シネマの森の迷走と探索

FBに投稿した映画作品紹介を整理し、再掲します。

☆は「満足度」(☆5個満点、★で補足)。

ヘンリー・コスター監督「オーケストラの少女(One Hundred Men and A Girl)」(アメリカ、1938年)☆☆☆☆

2019-09-24 23:14:45 | アメリカ・戦前
 
天才少女歌手と騒がれたダイアナ・ダービン、指揮者で当時の最高権威であったレオポルド・ストコフスキー、そしてフィラデルフィア交響楽団が出演し話題となった作品です。全編に少女の希望と行動、人間の善意が溢れ、心が温まります。原題は「100人の男と少女」。

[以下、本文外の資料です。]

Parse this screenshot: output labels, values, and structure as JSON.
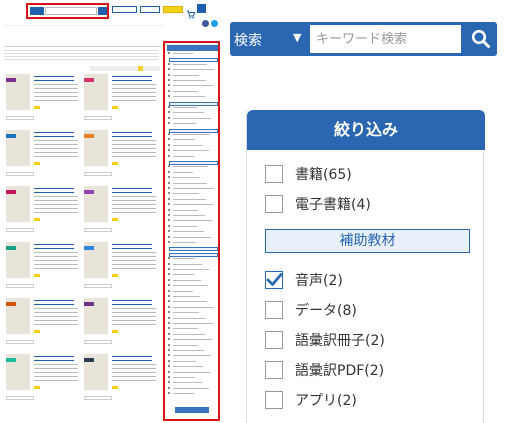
{
  "search": {
    "category": "検索",
    "placeholder": "キーワード検索"
  },
  "filter": {
    "title": "絞り込み",
    "options_top": [
      {
        "label": "書籍(65)",
        "checked": false
      },
      {
        "label": "電子書籍(4)",
        "checked": false
      }
    ],
    "aux_label": "補助教材",
    "options_aux": [
      {
        "label": "音声(2)",
        "checked": true
      },
      {
        "label": "データ(8)",
        "checked": false
      },
      {
        "label": "語彙訳冊子(2)",
        "checked": false
      },
      {
        "label": "語彙訳PDF(2)",
        "checked": false
      },
      {
        "label": "アプリ(2)",
        "checked": false
      }
    ]
  },
  "colors": {
    "brand_blue": "#2a66b1",
    "highlight_red": "#d7141a",
    "check_blue": "#2a66b1"
  },
  "icons": [
    "search-icon",
    "chevron-down-icon",
    "check-icon",
    "facebook-icon",
    "twitter-icon",
    "cart-icon",
    "menu-icon"
  ]
}
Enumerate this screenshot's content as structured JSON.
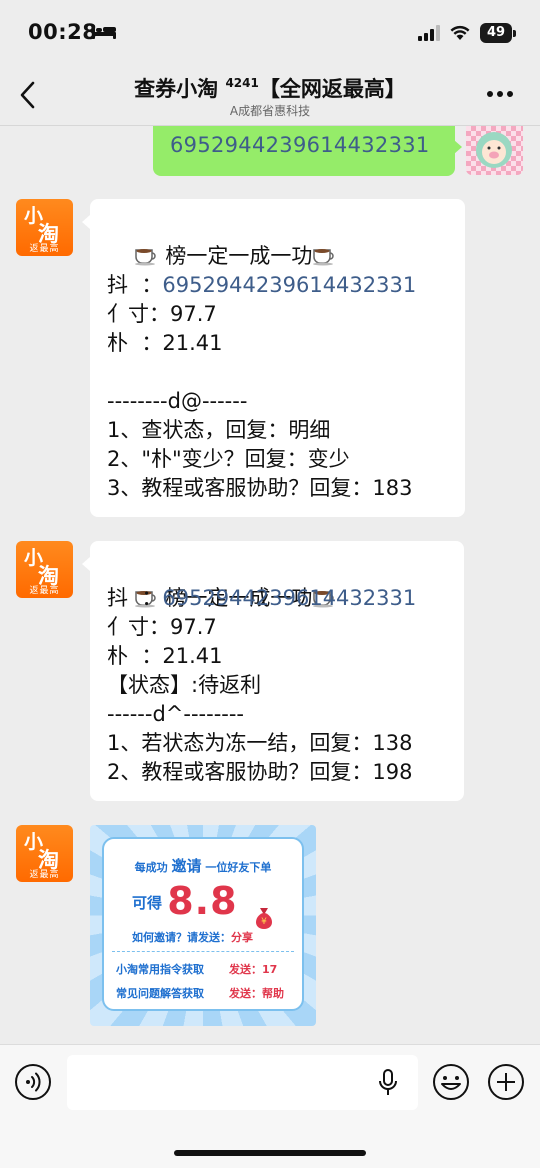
{
  "status_bar": {
    "time": "00:28",
    "battery": "49",
    "icons": [
      "bed-icon",
      "signal-icon",
      "wifi-icon",
      "battery-icon"
    ]
  },
  "header": {
    "title_main": "查券小淘",
    "title_sup": "4241",
    "title_suffix": "【全网返最高】",
    "subtitle": "A成都省惠科技",
    "icons": [
      "back-icon",
      "more-icon"
    ]
  },
  "messages": {
    "sent": {
      "text": "6952944239614432331"
    },
    "msg1": {
      "heading": " 榜一定一成一功",
      "lines": [
        {
          "label": "抖  ：",
          "value": "6952944239614432331"
        },
        {
          "label": "亻寸：",
          "value": "97.7"
        },
        {
          "label": "朴  ：",
          "value": "21.41"
        }
      ],
      "divider": "--------d@------",
      "options": [
        "1、查状态，回复：明细",
        "2、\"朴\"变少？回复：变少",
        "3、教程或客服协助？回复：183"
      ]
    },
    "msg2": {
      "heading": " 榜一定一成一功",
      "lines": [
        {
          "label": "抖  ：",
          "value": "6952944239614432331"
        },
        {
          "label": "亻寸：",
          "value": "97.7"
        },
        {
          "label": "朴  ：",
          "value": "21.41"
        }
      ],
      "status": "【状态】:待返利",
      "divider": "------d^--------",
      "options": [
        "1、若状态为冻一结，回复：138",
        "2、教程或客服协助？回复：198"
      ]
    },
    "card": {
      "l1_a": "每成功 ",
      "l1_strong": "邀请",
      "l1_b": " 一位好友下单",
      "l2_label": "可得 ",
      "l2_amount": "8.8",
      "l3_a": "如何邀请？请发送：",
      "l3_b": "分享",
      "row1_label": "小淘常用指令获取",
      "row1_value": "发送：17",
      "row2_label": "常见问题解答获取",
      "row2_value": "发送：帮助"
    },
    "bot_avatar": {
      "line1": "小",
      "line2": "淘",
      "line3": "返最高"
    }
  },
  "input_bar": {
    "placeholder": "",
    "icons": [
      "voice-icon",
      "mic-icon",
      "emoji-icon",
      "plus-icon"
    ]
  },
  "colors": {
    "accent_green": "#95ec69",
    "link_blue": "#3e5d8a",
    "brand_orange": "#ff6a00",
    "card_red": "#e0364b",
    "card_blue": "#1e6fcf"
  }
}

冒頭、レオポルド・ストコフスキー指揮、フィラデルフィア交響楽団によるチャイコフスキー交響曲第6番「悲愴」第4楽章が流れます。
失業中のトロンボーン奏者、ジョン・カードウェル(アドルフ・マンジュー)を父に持つパトリシア[愛称パツィ](ダイアナ・ダービン)は、父に再び楽団で演奏できる機会をつくってあげたいと願っていました。ジョンはいくつかのオーケストラに楽団員として雇ってくれないかと頼みにまわっていましたが、どこにも相手にされません。しかし、フロスト夫人が失業者楽団を結成し、ジョンもそこに加わります。

パツィは一計を案じ、楽団の指揮をストコフスキーに依頼しようと奔走します。ストコフスキーがオーケストラのリハーサルをしている場所に乗りこみ、パッツイはそこでモーツァルトの「ハレルヤ」を歌い、交渉のきっかけを得ます。しかし、ストコフスキーには既に半年間の欧州旅行の予定が入っていて、失業者楽団の指揮は断られます。しかし、パツィは粘り強く交渉します。

パツィの強引なやり方に、当初は不快感を示していたストコフスキーでしたが、熱意にほだされ、失業者楽団がストコフスキーの前で「ハンガリー狂詩曲第2番」を演奏すると、彼の手がしだいに動き出し、やがていつもの力のこもった指揮をとりはじめます。

ストコフスキーは少女の願いを全面的に受け入れ、楽団員はホールで彼の指揮のもと、感激で胸一杯の演奏をしました。パツィはストコフスキーに挨拶を求められます。その時、聴衆のタクシー運転手から「歌ったらどうだい!」と声がかかります。幸運を感謝し、喜びの涙で頬を濡らしながらのトラヴィアータを歌う少女パッツィ。いつまでも胸に残る感動的なラストシーンでした。